Section 3 of Experimentation
Abstract
This section establishes the foundational taxonomy of data visualization chart types used to encode numeric values through specific geometric and positional mechanisms. It defines the four primary encoding structures—bar, line, scatter, and box plots—and details their common variations, including histograms, area charts, and dual-axis configurations. The technical contribution of this section lies in mapping the relationship between data variables and visual channels, such as length, position, and area, to facilitate the accurate interpretation of distributions, trends, and multivariate relationships within a dataset. Understanding these encodings is critical for selecting the appropriate visual representation that preserves the integrity of the measured groups and their constituent breakdowns.
Key Concepts
- Bar Chart Encoding: The bar chart is defined as a primary visual tool where numeric values are indicated by the length of rectangular bars, with each bar physically corresponding to a distinct measured group. This encoding relies on the pre-attentive processing of length to convey magnitude, allowing for immediate comparison between categorical entities through spatial extension along an axis.
- Line Chart Continuity: The line chart is specifically designed to demonstrate changes in value across continuous measurements, such as temporal sequences or ordered intervals. Unlike discrete bar representations, this chart type connects specific value points with line segments to imply a trajectory, making it the standard for visualizing trends over a continuous domain.
- Scatter Plot Relationships: The scatter plot displays the values of two numeric variables using points positioned on two orthogonal axes, where one axis represents the first variable and the other represents the second.

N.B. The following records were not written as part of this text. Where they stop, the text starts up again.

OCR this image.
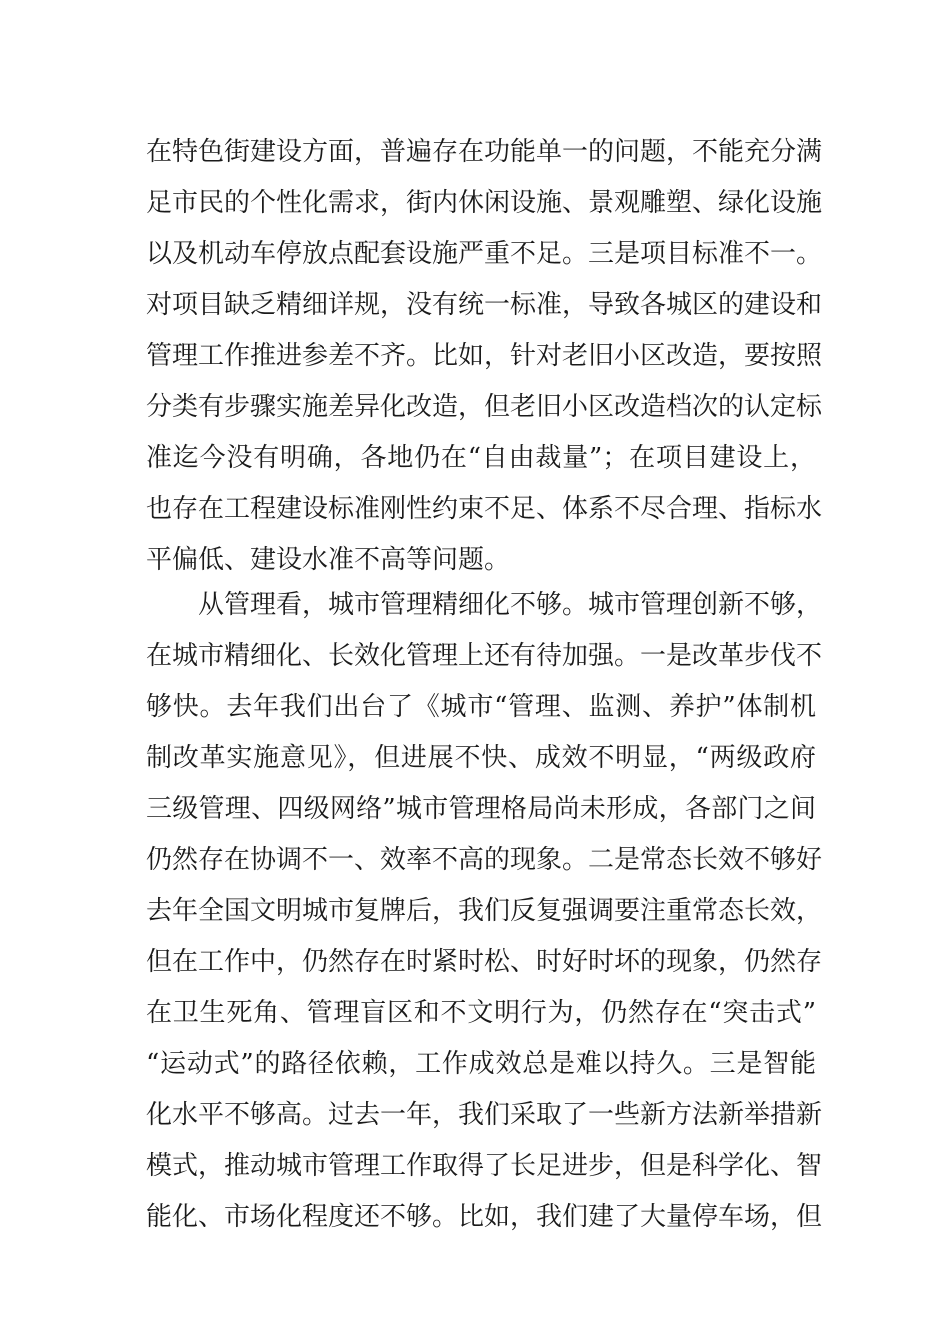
在特色街建设方面，普遍存在功能单一的问题，不能充分满
足市民的个性化需求，街内休闲设施、景观雕塑、绿化设施
以及机动车停放点配套设施严重不足。三是项目标准不一。
对项目缺乏精细详规，没有统一标准，导致各城区的建设和
管理工作推进参差不齐。比如，针对老旧小区改造，要按照
分类有步骤实施差异化改造，但老旧小区改造档次的认定标
准迄今没有明确，各地仍在“自由裁量”；在项目建设上，
也存在工程建设标准刚性约束不足、体系不尽合理、指标水
平偏低、建设水准不高等问题。
从管理看，城市管理精细化不够。城市管理创新不够，
在城市精细化、长效化管理上还有待加强。一是改革步伐不
够快。去年我们出台了《城市“管理、监测、养护”体制机
制改革实施意见》，但进展不快、成效不明显，“两级政府
三级管理、四级网络”城市管理格局尚未形成，各部门之间
仍然存在协调不一、效率不高的现象。二是常态长效不够好
去年全国文明城市复牌后，我们反复强调要注重常态长效，
但在工作中，仍然存在时紧时松、时好时坏的现象，仍然存
在卫生死角、管理盲区和不文明行为，仍然存在“突击式”
“运动式”的路径依赖，工作成效总是难以持久。三是智能
化水平不够高。过去一年，我们采取了一些新方法新举措新
模式，推动城市管理工作取得了长足进步，但是科学化、智
能化、市场化程度还不够。比如，我们建了大量停车场，但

This encoding is versatile for demonstrating the nature of the relationship between the plotted variables, specifically indicating whether the correlation is strong or weak, positive or negative, or linear or non-linear.
- Box Plot Distribution: The box plot utilizes a combination of boxes and whiskers to summarize the distribution of values within specific measured groups. The precise positions of the box boundaries and the whisker ends are utilized to show the regions where the majority of the data lies, providing a compact summary of statistical spread without displaying every individual data point.
- Histogram Binning: A histogram represents a variation of the bar chart where the depicted groups are actually continuous numeric ranges rather than discrete categories. By pushing the bars together to eliminate gaps, this encoding demonstrates the frequency distribution of variables within the data, effectively converting continuous data into visible density regions across defined intervals.
- Stacked Bar Composition: The stacked bar chart modifies the standard bar by dividing each primary bar into multiple smaller segments based on values of a second grouping variable. This structure illustrates a relative breakdown of each group’s total into its constituent parts, allowing the viewer to observe how the whole is partitioned across the sub-categories within that specific group.
- Grouped Bar Comparison: In the grouped bar chart variation, sub-bars are placed side-by-side into clusters instead of being stacked vertically. This arrangement explicitly does not allow for easy comparison of the primary group totals, but it significantly improves the capability for direct comparison of the sub-groups across the different primary categories.
- Area Chart Accumulation: The area chart combines the concept of connecting value points with line segments (from the line chart) with the concept of a bar chart by applying shading between the line and a baseline. This is further combined with stacking logic to show not only how a total has changed over time but also how the individual components’ contributions to that total have evolved dynamically.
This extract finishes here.